I was asked to go to Brookline later this month to Holy Cross College, the site of this year's meeting of the Orthodox Theological Society of America. OTSA asked me to be on a panel as one of the respondents to Paul Gavrilyuk's new book, Georges Florovsky and the Russian Religious Renaisance (Oxford UP, 2014), 320pp.
I will not repeat here everything of what I have said in my written remarks prepared for the panel, but let me instead note some of the strengths of this book, and some of the curiosities of the man portrayed in it.
It is, first of all, a wonderfully cogent book. Its tone and balance are striking, and the author is greatly to be commended here for avoiding any kind of polemics in response to some of Florovsky's more outrageous claims. I first studied Florovsky in a doctoral course more than ten years ago now, and I came greatly to respect him. I still do in some ways, and thus, almost every semester, I have my students read his essay "St Gregory Palamas and the Tradition of the Fathers" (which they read alongside a Catholic treatment of many of the same issues, viz., Hans Urs von Balthasar's 1939 essay, translated into English only in 1997 as "The Fathers, the Scholastics, and Ourselves.") But reading Gavrilyuk's book made me re-think much of what Florovsky wrote, which now seems to me far less credible than I once thought. I think perhaps I was taken in by the force of Florovsky's rhetoric rather than the quality of his evidence, which today seems to me much more dubious.
Gavrilyuk's book is neither a “take-down” nor a pious hagiography, but intellectual history and biography of the best sort, allowing us to see the man in full. If, as Cardinal Newman famously said, the danger of hagiography is that it reduces complex people and their messy lives to mere “clothes racks for virtues,” we can be grateful to the author that he avoided that danger and allowed us to see everything Florovsky wore, winsomely captured in the--if you will--"bespoke" beret and rather déshabillé cassock on the front cover!
Florovsky was indeed a complex man, and it seems very clear that he rather sharply embodied something attributed to Cyrano de Bergerac, who said that he sought always "to stand, not so high perhaps, but always alone." Florovsky was forever breaking with his colleagues in Paris, New York, Princeton, and elsewhere. He seems almost driven towards a destruction of relationships and a refusal of any party line. It remains a mystery to me, given this track record, that he was so regularly invited to WCC and other ecumenical events over the years.

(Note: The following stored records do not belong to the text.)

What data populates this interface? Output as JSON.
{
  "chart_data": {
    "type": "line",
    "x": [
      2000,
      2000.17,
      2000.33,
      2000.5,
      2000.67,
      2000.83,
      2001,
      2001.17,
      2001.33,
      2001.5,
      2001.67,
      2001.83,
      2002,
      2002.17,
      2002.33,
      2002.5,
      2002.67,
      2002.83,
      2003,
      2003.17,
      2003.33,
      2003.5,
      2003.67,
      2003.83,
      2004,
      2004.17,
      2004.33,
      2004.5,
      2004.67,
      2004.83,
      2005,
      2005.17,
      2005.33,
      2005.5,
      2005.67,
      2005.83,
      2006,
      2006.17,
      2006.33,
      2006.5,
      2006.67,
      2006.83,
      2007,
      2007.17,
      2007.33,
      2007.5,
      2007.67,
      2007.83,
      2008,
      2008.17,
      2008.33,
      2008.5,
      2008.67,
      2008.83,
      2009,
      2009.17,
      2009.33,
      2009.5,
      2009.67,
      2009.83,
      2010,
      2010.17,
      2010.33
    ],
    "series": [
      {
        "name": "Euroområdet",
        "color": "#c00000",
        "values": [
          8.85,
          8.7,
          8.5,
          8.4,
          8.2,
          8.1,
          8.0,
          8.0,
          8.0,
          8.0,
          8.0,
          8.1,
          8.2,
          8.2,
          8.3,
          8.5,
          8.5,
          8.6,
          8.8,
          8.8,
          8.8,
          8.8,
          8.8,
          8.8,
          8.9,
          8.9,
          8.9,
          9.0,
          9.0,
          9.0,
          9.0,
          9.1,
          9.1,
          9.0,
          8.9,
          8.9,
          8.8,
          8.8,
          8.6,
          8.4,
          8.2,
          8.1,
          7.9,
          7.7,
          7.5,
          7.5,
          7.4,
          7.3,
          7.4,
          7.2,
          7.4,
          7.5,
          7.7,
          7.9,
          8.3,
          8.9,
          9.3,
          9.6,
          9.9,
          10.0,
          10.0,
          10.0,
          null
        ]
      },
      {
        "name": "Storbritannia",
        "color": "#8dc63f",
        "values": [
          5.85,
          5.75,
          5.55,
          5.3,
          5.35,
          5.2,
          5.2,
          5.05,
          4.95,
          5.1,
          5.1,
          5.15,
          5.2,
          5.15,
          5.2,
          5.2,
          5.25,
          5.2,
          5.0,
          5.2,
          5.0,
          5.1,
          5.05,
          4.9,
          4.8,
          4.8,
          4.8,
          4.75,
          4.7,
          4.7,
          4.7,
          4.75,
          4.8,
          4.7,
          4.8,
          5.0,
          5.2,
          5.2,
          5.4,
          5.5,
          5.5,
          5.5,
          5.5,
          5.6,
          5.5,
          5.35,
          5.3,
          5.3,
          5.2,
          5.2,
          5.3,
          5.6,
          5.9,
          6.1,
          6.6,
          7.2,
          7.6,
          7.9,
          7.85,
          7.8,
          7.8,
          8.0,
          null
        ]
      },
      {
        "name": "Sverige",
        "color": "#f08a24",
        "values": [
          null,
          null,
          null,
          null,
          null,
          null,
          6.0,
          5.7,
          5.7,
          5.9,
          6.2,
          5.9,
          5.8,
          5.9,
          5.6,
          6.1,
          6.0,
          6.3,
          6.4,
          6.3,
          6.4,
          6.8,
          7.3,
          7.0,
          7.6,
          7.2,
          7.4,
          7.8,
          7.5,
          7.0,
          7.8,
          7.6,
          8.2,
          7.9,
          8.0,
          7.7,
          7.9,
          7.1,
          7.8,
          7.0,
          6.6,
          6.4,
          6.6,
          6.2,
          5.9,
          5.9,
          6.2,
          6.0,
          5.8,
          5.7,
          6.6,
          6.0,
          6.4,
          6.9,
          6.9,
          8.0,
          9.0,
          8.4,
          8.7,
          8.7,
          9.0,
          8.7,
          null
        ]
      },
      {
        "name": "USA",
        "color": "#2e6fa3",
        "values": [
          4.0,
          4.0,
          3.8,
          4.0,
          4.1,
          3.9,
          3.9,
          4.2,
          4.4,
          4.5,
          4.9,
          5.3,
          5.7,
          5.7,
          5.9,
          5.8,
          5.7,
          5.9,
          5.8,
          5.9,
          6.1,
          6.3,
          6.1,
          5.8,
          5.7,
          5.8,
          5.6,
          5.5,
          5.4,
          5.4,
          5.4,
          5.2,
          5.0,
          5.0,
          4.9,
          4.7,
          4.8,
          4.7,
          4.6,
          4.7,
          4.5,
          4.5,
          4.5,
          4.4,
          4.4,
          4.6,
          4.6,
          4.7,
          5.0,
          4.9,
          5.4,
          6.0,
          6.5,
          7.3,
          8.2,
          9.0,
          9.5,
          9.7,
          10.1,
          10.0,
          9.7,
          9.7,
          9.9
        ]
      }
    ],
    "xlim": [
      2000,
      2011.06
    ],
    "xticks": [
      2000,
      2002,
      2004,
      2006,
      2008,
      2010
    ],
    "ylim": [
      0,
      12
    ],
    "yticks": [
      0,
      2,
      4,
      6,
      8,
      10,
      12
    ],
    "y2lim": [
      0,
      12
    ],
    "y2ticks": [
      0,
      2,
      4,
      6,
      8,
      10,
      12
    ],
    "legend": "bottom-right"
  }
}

Florovsky, of course, is best known for his idea of a "neo-patristic synthesis," which is of value, but only to a limited degree, and in the wrong hands subject to abuse and distortion. His other big idea was that Orthodoxy was victimized by a "Western captivity" that corrupted it through a "pseudomorphosis." For lengthy reasons I shall argue later in the month, I think both claims now have to be very sharply revised not only because the evidence Florovsky adduces is so thin but also because there is now a good deal of other evidence to be considered that complicates the picture. Moreover, the image that Florovsky conveys here is a thoroughly unattractive one. In his caricatures, nobody looks good: Orthodoxy is always a victim, weak, helpless, supine before the rapacious and ravishing Western brute. Whom does that accurately or fairly describe--on either side? How do such characterizations help East or West, singly or together?
After the conference, perhaps I'll be able to post my thoughts in full. But in the meantime, this is a splendid book for all sorts of reasons, and anyone interested in not only Florovsky but Russian and more broadly Orthodox history in Europe and North America in the last century, and in the current one, will not want to be without Gavrilyuk's carefully researched and painstakingly argued scholarly work without which no credible future discussion of its subject will be possible.